The 5 most-frequently-asked questions about ceramic tiles
Finding the ideal flooring for your home, the one you have always dreamed of and that will decorate your entire house for years, may seem like a challenge. Deciding on the best material according to its technical and aesthetic characteristics is not easy.
To help you, we want to resolve all your doubts about ceramics in this article. With this in mind, we are going to answer the 5 most-frequently-asked questions that our customers ask us about ceramic tiles.
1. What is the difference between ceramic and porcelain?
One of the main doubts about ceramic tiles is whether they are the same as porcelain. Do they have the same characteristics? What is the difference between them?
As they are similar, these two materials are spoken of as if they were the same and this can cause a lot of confusion. But they are different and we are going to tell you why:
- Porcelain tiles are pressed under higher pressure and fired at a higher temperature, which makes them a denser product and, therefore, more resistant and durable. This is the reason why they are ideal for installation as interior or exterior flooring.
- Ceramic tiles are more porous, and, therefore, their water absorption is higher than porcelain. This allows them to be better fixed on vertical walls by facilitating the setting of the mortar, but it prevents them from being used outdoors (terraces, façades, etc.), where they could absorb rainwater, suffer breakage due to frost or extreme temperatures. For this reason, porcelain is the material most recommended for outdoor use.
- Porcelain tiles are more difficult to cut and drill during installation and use. To cut a porcelain tile, it is necessary to have a special diamond blade and a specific drill.
As for the available designs, although both offer a wide variety of styles, the variety of porcelain formats is greater, these being larger than in the case of ceramics.
Bleuemix Taupe by Keraben
2. What is the PEI of ceramic tiles?
PEI stands for Porcelain Enamel Institute and is a scale that classifies the types of ceramics according to their resistance to surface wear.
The PEI of a ceramic is measured by rotating an abrasive load on top of the material to check its level of wear. Depending on the result, it is divided into grades, ranging from 0 to 5. The higher the PEI, the more wear-resistant the tile will be.
- PEI 0: Tiles with this specification are not suitable for floors, but they are suitable for wall coverings.
- PEI 1: The hardness is low, but this classification is valid for areas with little traffic, such as a home’s bathrooms.
- PEI 2: With a little more hardness, they are ideal for areas of the home far from the outside.

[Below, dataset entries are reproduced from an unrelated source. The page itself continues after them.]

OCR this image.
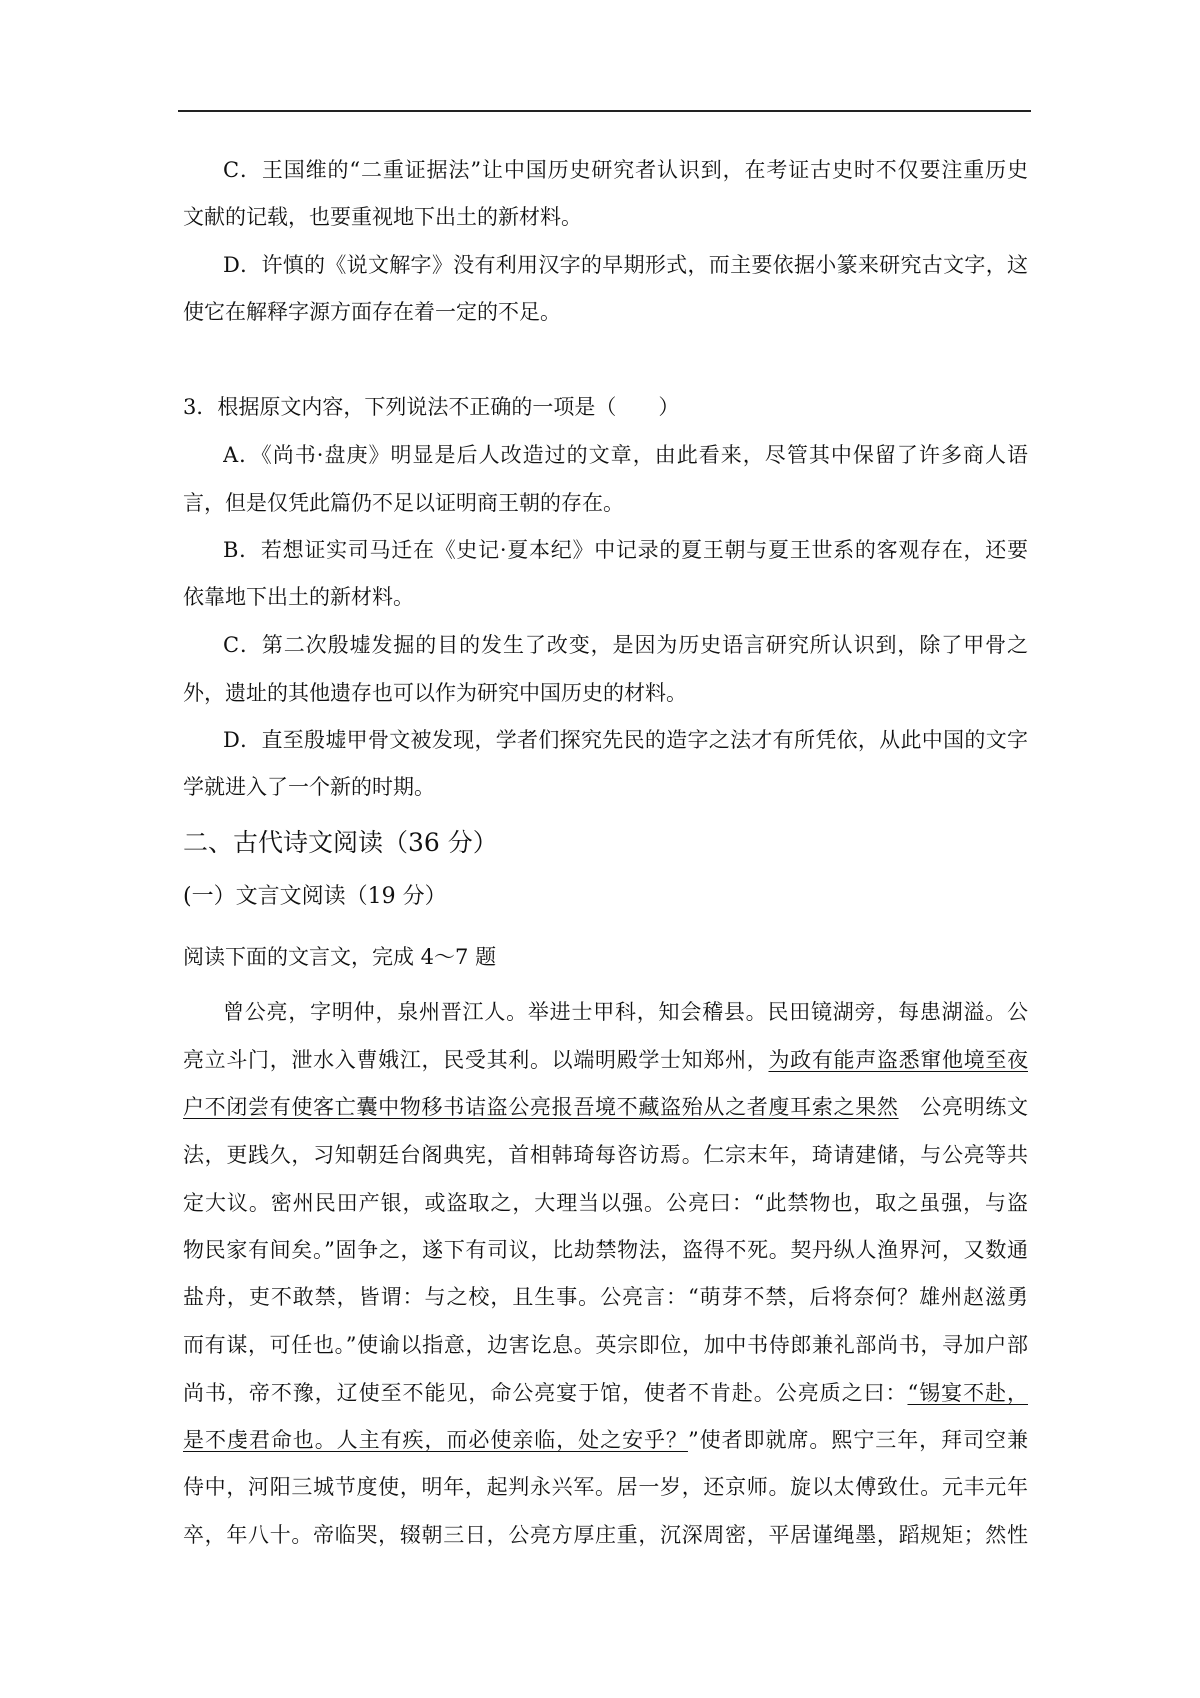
C．王国维的“二重证据法”让中国历史研究者认识到，在考证古史时不仅要注重历史
文献的记载，也要重视地下出土的新材料。
D．许慎的《说文解字》没有利用汉字的早期形式，而主要依据小篆来研究古文字，这
使它在解释字源方面存在着一定的不足。
3．根据原文内容，下列说法不正确的一项是（　　）
A．《尚书·盘庚》明显是后人改造过的文章，由此看来，尽管其中保留了许多商人语
言，但是仅凭此篇仍不足以证明商王朝的存在。
B．若想证实司马迁在《史记·夏本纪》中记录的夏王朝与夏王世系的客观存在，还要
依靠地下出土的新材料。
C．第二次殷墟发掘的目的发生了改变，是因为历史语言研究所认识到，除了甲骨之
外，遗址的其他遗存也可以作为研究中国历史的材料。
D．直至殷墟甲骨文被发现，学者们探究先民的造字之法才有所凭依，从此中国的文字
学就进入了一个新的时期。
二、古代诗文阅读（36 分）
(一）文言文阅读（19 分）
阅读下面的文言文，完成 4～7 题
曾公亮，字明仲，泉州晋江人。举进士甲科，知会稽县。民田镜湖旁，每患湖溢。公
亮立斗门，泄水入曹娥江，民受其利。以端明殿学士知郑州，为政有能声盗悉窜他境至夜
户不闭尝有使客亡囊中物移书诘盗公亮报吾境不藏盗殆从之者廋耳索之果然  公亮明练文
法，更践久，习知朝廷台阁典宪，首相韩琦每咨访焉。仁宗末年，琦请建储，与公亮等共
定大议。密州民田产银，或盗取之，大理当以强。公亮曰：“此禁物也，取之虽强，与盗
物民家有间矣。”固争之，遂下有司议，比劫禁物法，盗得不死。契丹纵人渔界河，又数通
盐舟，吏不敢禁，皆谓：与之校，且生事。公亮言：“萌芽不禁，后将奈何？雄州赵滋勇
而有谋，可任也。”使谕以指意，边害讫息。英宗即位，加中书侍郎兼礼部尚书，寻加户部
尚书，帝不豫，辽使至不能见，命公亮宴于馆，使者不肯赴。公亮质之曰：“锡宴不赴，
是不虔君命也。人主有疾，而必使亲临，处之安乎？”使者即就席。熙宁三年，拜司空兼
侍中，河阳三城节度使，明年，起判永兴军。居一岁，还京师。旋以太傅致仕。元丰元年
卒，年八十。帝临哭，辍朝三日，公亮方厚庄重，沉深周密，平居谨绳墨，蹈规矩；然性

For example, for the bedroom.
- PEI 3: This resistance is suitable for use in residential areas with a little more traffic, such as the living room or the kitchen.
- PEI 4: Commercial environments should not have a PEI below 4. This resistance is suitable for residential environments with a lot of activity or commercial spaces with little.
- PEI 5: The perfect choice for outdoors and also for commercial environments with a high flow of people.
Cosmopolitan Beige by Metropol
As you have seen, the PEI is something to take into account when choosing resistant flooring for the different areas of your home.
3. What is a rectified porcelain tile?
Rectified porcelain tiles have been lowered on their sides so that the contours are completely straight. In this manner, with a 90º angle on the edge, the joint between tiles is reduced to the minimum possible.
Large-format rectified porcelain tiles are ideal for spaces where joints are meant to be reduced, and this allows for a practically continuous appearance, improving the feeling of spaciousness.
Verse White by Keraben
In environments where dirt in the joints can become a problem, it is necessary to use fungicidal and easy-to-clean grouts, such as in the bathroom, where humidity can lead to the appearance of fungi in some places.
4. What is the minimum joint for ceramics?
The minimum joint for ceramics is between 1.5 and 3 mm wide.
Sunstone Concept Ice by Íbero
Each tile format must have a different joint width depending on the space in which it is installed and the surface of the said space. In some cases, it can exceed 5 mm when it comes to a perimeter or expansion joint, or in outdoor spaces. The size of the joint is key to the correct functioning of the ceramic covering, in terms of its elastic behavior and the transition of steam and humidity.
The appropriate joint size for each case is indicated in the UNE 138002 standard.
5. What is the Mohs scale in ceramics?
The Mohs scale in ceramics orders the materials from lowest to highest hardness against scratching. Talc, being the easiest mineral to scratch, even with fingernails, is rated at type 1 hardness.
It is followed by plaster, which is more difficult to scratch (2); calcite (3); fluorite (4), which can be scratched with a knife; apatite (5); orthoclase (6); quartz (7); topaz (8); corundum (9) and diamond, which is the hardest mineral and has a classification of 10.
In general, the higher the ceramic's firing temperature, the higher its scratch resistance, and thus the higher its Mohs scale rating. For example, at hardness 1 we find the ceramic mass and at hardness 8 we find ceramics fired above 1,450 ºC.
Both ceramic and porcelain are materials with excellent technical characteristics to cover any room in the home.